Glassblower makes innovation possible for Chevron chemists

For Marianna Pittner, glassblowing isn’t art.

“It’s a science,” she says.

She means it in a literal sense. Pittner, who is among an increasing number of women working in traditionally male-dominated STEM fields, is also among a rare breed of scientific glassblowers who work in laboratory research.

For 20 years, Pittner has been the go-to glassblower at the Chevron Richmond Technology Center (RTC), where she is tasked with creating a wide variety of custom glass apparatus for a fleet of ambitious chemists.  From a sizable workshop equipped with torches, lathes and oodles of glassware of varying heat sensitivities, Pittner repairs and creates beakers, test tubes and a host of other glasswear that Chevron scientists need in their quest to modernize the production of transportation fuels, lubricating base oils and other related products. The fuel additive Techron, for example, is one of the more widely known inventions created at the RTC.

On a daily basis, chemists drop into Pittner’s workshop with requests to create custom glass pieces of varying specifications. At times, she’ll create pieces straight from examples that chemists draw by hand in notebooks. Often, she’ll meet with chemists to come up with blueprints for designs that solve problems in the research process, such as creating glass apparatus that manipulate direction of flow and temperature of the solutions undergoing tests.

“I will never tell the chemist I can’t do that,” Pittner said. “I will figure it out; I enjoy the discovery. You have be very logical and problem-solving to make it in this field.”

Pittner didn’t expect to become a scientific glassblower. Originally from Hungary, she initially tried to get into a training program to create custom design jewelry from precious stones. She was told she couldn’t enter the school, but also informed about a training school on scientific glassblowing, which she found interesting.

She joined the full-time training school where she learned about the craft, its history, technical drawing, safety, chemistry, math and other subjects. She earned a Masters in glassblowing after three years, then took additional chemistry courses for two years to embolden her knowledge.

How rare are scientific glassblowers? When she applied for the position at Chevron, she said she was offered her job five minutes into the interview, in large part after she told them she’d completed her education in the Hungarian program.

Members in the American Scientific Glassblowers Society’s members have reduced from 1,000 members to about 500 in a half century, according to UC Berkeley, which recently profiled one of its on-campus glassblowers, Jim Breen. Only about 50 work at college or universities, said Breen.

The combined skillsets of craftsmanship, science and problem-solving skills isn’t easy to come by. As Pittner points out, the problems solved in her workshop aren’t the type you can Google for answers.

“Some things we work on don’t even have a name yet,” she says.

Chevron benefits from an in-house glassblower because it is more efficient in both cost and time, and a good way to protect patents from the competition, Pittner said.

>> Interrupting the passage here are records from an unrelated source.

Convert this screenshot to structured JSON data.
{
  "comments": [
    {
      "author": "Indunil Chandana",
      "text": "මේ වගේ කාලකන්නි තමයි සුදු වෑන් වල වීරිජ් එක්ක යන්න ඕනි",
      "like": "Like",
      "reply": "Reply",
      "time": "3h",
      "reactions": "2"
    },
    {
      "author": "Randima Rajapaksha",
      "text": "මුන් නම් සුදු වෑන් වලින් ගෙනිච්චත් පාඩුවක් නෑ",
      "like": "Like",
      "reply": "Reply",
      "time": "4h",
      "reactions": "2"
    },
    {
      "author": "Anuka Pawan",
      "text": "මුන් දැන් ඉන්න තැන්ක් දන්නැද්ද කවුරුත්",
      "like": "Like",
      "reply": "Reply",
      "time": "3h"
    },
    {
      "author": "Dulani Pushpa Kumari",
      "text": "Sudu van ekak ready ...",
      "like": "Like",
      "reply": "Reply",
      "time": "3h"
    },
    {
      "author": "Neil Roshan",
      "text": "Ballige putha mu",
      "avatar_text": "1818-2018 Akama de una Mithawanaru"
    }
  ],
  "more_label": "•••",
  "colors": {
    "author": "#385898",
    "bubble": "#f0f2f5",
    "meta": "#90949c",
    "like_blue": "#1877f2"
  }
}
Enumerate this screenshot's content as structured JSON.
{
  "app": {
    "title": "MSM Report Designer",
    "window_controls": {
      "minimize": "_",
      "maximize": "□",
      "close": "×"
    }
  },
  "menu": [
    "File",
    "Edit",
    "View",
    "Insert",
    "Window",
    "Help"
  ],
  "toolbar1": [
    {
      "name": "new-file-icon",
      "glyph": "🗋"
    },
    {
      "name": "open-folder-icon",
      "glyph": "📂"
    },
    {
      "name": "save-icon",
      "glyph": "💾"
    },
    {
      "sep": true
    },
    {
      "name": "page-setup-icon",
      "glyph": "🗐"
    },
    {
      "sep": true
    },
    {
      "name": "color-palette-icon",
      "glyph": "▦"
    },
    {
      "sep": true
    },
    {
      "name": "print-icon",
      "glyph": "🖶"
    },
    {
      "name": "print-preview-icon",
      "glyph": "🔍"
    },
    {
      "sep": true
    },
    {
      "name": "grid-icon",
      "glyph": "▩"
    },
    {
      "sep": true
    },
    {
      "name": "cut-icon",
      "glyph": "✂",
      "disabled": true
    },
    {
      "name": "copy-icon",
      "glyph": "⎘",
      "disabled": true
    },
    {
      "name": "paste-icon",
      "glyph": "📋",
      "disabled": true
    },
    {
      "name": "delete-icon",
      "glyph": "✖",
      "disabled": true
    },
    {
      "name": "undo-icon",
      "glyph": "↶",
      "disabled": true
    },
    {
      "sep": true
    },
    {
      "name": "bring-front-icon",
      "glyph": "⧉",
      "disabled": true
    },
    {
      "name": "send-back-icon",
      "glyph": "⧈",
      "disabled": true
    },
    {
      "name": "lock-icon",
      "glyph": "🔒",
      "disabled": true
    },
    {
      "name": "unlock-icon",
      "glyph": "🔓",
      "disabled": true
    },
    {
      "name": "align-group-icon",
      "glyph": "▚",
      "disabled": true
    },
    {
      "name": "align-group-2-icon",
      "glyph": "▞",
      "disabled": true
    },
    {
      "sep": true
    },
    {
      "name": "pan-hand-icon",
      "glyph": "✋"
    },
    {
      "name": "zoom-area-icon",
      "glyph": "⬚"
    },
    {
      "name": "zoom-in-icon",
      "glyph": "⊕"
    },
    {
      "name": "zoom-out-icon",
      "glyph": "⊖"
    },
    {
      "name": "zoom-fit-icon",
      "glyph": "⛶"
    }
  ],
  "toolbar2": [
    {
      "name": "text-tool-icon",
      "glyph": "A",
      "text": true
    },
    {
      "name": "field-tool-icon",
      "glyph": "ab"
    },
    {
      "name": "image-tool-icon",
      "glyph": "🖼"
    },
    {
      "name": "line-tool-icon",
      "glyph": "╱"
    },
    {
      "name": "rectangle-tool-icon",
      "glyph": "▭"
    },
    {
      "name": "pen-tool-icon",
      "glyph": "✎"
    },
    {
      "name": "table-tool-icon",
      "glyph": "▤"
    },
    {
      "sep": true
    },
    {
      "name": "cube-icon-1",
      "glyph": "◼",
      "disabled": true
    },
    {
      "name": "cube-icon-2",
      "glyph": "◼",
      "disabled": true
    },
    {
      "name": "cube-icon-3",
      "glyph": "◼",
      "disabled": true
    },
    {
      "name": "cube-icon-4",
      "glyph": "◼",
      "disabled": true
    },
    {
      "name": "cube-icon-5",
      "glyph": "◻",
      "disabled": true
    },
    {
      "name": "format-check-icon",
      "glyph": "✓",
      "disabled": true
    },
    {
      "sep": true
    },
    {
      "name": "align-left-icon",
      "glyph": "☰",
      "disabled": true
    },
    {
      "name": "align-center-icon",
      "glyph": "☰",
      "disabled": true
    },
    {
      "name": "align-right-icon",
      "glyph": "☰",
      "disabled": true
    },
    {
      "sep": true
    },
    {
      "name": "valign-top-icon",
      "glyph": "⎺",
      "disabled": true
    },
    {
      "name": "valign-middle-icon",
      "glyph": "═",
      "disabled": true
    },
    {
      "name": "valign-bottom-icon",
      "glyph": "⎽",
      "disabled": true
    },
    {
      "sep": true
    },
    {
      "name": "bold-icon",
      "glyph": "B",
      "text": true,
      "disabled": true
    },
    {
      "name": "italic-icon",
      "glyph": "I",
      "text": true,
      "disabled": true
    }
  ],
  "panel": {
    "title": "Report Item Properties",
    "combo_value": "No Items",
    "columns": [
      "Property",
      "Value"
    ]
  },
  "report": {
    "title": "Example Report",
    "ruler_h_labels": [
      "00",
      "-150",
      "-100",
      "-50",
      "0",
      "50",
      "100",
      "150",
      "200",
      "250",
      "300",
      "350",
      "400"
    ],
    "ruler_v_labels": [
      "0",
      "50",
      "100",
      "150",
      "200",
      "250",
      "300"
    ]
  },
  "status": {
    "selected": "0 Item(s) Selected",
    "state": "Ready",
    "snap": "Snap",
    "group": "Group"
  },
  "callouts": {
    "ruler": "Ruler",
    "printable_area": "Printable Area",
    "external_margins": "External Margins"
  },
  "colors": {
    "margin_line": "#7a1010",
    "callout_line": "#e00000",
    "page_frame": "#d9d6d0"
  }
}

“My chemist comes in and says, ‘Marianna, can you add this or that on this, and I say, sure, come tomorrow and pick it up,’” she said. “You have to be creative because sometime they don’t know what they want. They just know what they want to have happen. And then we just talk about it for a while and we try it and then go back. Maybe it worked, maybe it didn’t. I always say everything is possible.”

Having someone with that skill and confidence is highly valuable, said John Greene, Distillation Process Technical Team Leader who has been working with Pittner for 10 years.

“Glassblowers are not a dime a dozen,” Greene said, “but a well sought-after commodity. Marianna’s quality is unmatched. She creates a variety of instruments (her lab looks like it belongs to a mad scientist), and her glassware is necessary to collecting accurate data and creating superior distillation research.”

Pittner said there have been many candidate glassblowers who walked into her shop, saw the degree of technicality in her work, and either walked right out or didn’t last very long.

While she has the respect of her colleagues, however, Pittner says a woman in a male-dominated field still has to earn it in the way a male colleague doesn’t. When a researcher she doesn’t know walks in to greet her, they may ask to speak with the scientific glassblower on duty.

“It is hard to achieve instant respect, what men get right away,” she said. “If I was tall and burly and named Christopher, they would think differently. But when I create a product I can see chemists coming in with a little more respect, [as if to say] ‘Oh, she knows. Interesting.’”

And in addition to pleasing the chemists, Pittner can proudly state that, despite the scorching temperatures she deals with, she’s had no injuries in 20 years. She said she appreciates Chevron’s approach about safety, including the company-wide mantras: “Do it safely or not at all,” and, “There is always time to do it right.”

“It’s very important,” she said. “You don’t rush, because maybe it will cost more if you hurry.”

The challenge, and concentration, needed in the field is, perhaps, why Pittner doesn’t view glassblowing as art. After a long day in the workshop, she said she has no thoughts whatsoever about doing any glassblowing at home.

“I love this job because it’s creative,” she said. “I’m constantly designing things for Chevron, and it’s very fulfilling to know my glassware is helping chemists develop something new.”